Identifiers
- Symbol: WIF
- Pfam: PF02019
- InterPro: IPR003306

Available protein structures:
- PDB: IPR003306 PF02019 (ECOD; PDBsum)
- AlphaFold: IPR003306; PF02019;

= WIF domain =

In molecular biology, the protein domain, WIF N-terminal refers to the N terminal domain of the protein, WIF. It stands for, Wnt-inhibitory factor, whereby wnt is a signalling molecule also known as wingless. Wnt is a molecule in the wnt signaling pathway. The WIF domain binds to the wnt ligand since it inhibits it.

==Function==
The function of the WIF domain is to bind to Wnt ligands and prevent the downstream signal transduction. Inevitably, this prevents cell development in embryogenesis and cancer.

==Structure==
The domain is extracellular, meaning it is on the outside of the cell and it contains two conserved cysteines that form a disulphide bridge. This domain is Wnt binding in WIF, and it has been suggested that RYK may also bind to Wnt. More specifically, crystal structure of WIF-1(WD) show a binding site for phospholipid; two acyl chains extending deep into the domain, and a head group is exposed to the surface.

==Wnt Ligand==
Wnt proteins constitute a large family of secreted molecules that are involved in intercellular signalling during development. The name derives from the first 2 members of the family to be discovered: int-1 (mouse) and wingless (Drosophila). It is now recognised that Wnt signalling controls many cell fate decisions in a variety of different organisms, including mammals. Wnt signalling has been implicated in tumourigenesis, early mesodermal patterning of the embryo, morphogenesis of the brain and kidneys, regulation of mammary gland proliferation and Alzheimer's disease.
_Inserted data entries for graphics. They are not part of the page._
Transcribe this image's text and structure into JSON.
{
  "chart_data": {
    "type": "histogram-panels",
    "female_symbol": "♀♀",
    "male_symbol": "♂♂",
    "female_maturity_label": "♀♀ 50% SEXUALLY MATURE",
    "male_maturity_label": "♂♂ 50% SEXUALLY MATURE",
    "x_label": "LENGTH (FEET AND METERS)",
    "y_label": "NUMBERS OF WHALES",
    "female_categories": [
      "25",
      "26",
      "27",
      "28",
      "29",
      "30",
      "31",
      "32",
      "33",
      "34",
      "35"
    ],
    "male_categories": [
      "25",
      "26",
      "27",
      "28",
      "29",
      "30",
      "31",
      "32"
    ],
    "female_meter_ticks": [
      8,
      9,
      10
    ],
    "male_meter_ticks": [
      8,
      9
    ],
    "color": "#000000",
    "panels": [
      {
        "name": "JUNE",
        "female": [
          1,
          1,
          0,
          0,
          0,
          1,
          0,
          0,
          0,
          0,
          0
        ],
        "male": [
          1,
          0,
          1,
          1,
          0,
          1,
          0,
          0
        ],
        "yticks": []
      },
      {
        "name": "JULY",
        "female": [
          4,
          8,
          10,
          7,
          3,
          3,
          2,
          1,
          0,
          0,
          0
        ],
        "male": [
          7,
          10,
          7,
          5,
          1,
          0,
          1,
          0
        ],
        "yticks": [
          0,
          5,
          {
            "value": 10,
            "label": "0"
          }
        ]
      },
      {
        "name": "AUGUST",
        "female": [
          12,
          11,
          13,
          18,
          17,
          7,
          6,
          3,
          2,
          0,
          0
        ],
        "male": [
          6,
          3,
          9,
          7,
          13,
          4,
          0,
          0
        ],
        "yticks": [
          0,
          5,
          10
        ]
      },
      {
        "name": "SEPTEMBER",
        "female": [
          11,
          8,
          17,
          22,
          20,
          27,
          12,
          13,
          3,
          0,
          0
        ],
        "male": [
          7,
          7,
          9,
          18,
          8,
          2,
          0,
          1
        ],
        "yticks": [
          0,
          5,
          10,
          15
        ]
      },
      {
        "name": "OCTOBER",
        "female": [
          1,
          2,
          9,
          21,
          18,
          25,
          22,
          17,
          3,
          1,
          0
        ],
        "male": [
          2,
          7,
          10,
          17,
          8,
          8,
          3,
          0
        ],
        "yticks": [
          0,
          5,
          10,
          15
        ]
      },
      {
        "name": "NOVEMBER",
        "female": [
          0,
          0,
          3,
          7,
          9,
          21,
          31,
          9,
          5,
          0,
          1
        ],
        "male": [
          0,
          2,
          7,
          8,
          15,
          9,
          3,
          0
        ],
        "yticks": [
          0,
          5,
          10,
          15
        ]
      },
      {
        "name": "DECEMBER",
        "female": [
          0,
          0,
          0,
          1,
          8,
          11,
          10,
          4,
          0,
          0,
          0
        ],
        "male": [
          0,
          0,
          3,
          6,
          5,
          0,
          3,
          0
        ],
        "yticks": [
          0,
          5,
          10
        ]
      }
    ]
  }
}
Wnt-mediated signalling is believed to proceed initially through binding to cell surface receptors of the frizzled family; the signal is subsequently transduced through several cytoplasmic components to B-catenin, which enters the nucleus and activates the transcription of several genes important in development. More recently, however, several non-canonical Wnt signalling pathways have been elucidated that act independently of B-catenin. Members of the Wnt gene family are defined by their sequence similarity to mouse Wnt-1 and Wingless in Drosophila. They encode proteins of ~350-400 residues in length, with orthologues identified in several, mostly vertebrate, species. Very little is known about the structure of Wnts as they are notoriously insoluble; but they share the following features characteristics of secretory proteins: a signal peptide, several potential N-glycosylation sites and 22 conserved cysteines that are probably involved in disulphide bonds. The Wnt proteins seem to adhere to the plasma membrane of the secreting cells and are therefore likely to signal over only few cell diameters. Fifteen major Wnt gene families have been identified in vertebrates, with multiple subtypes within some classes.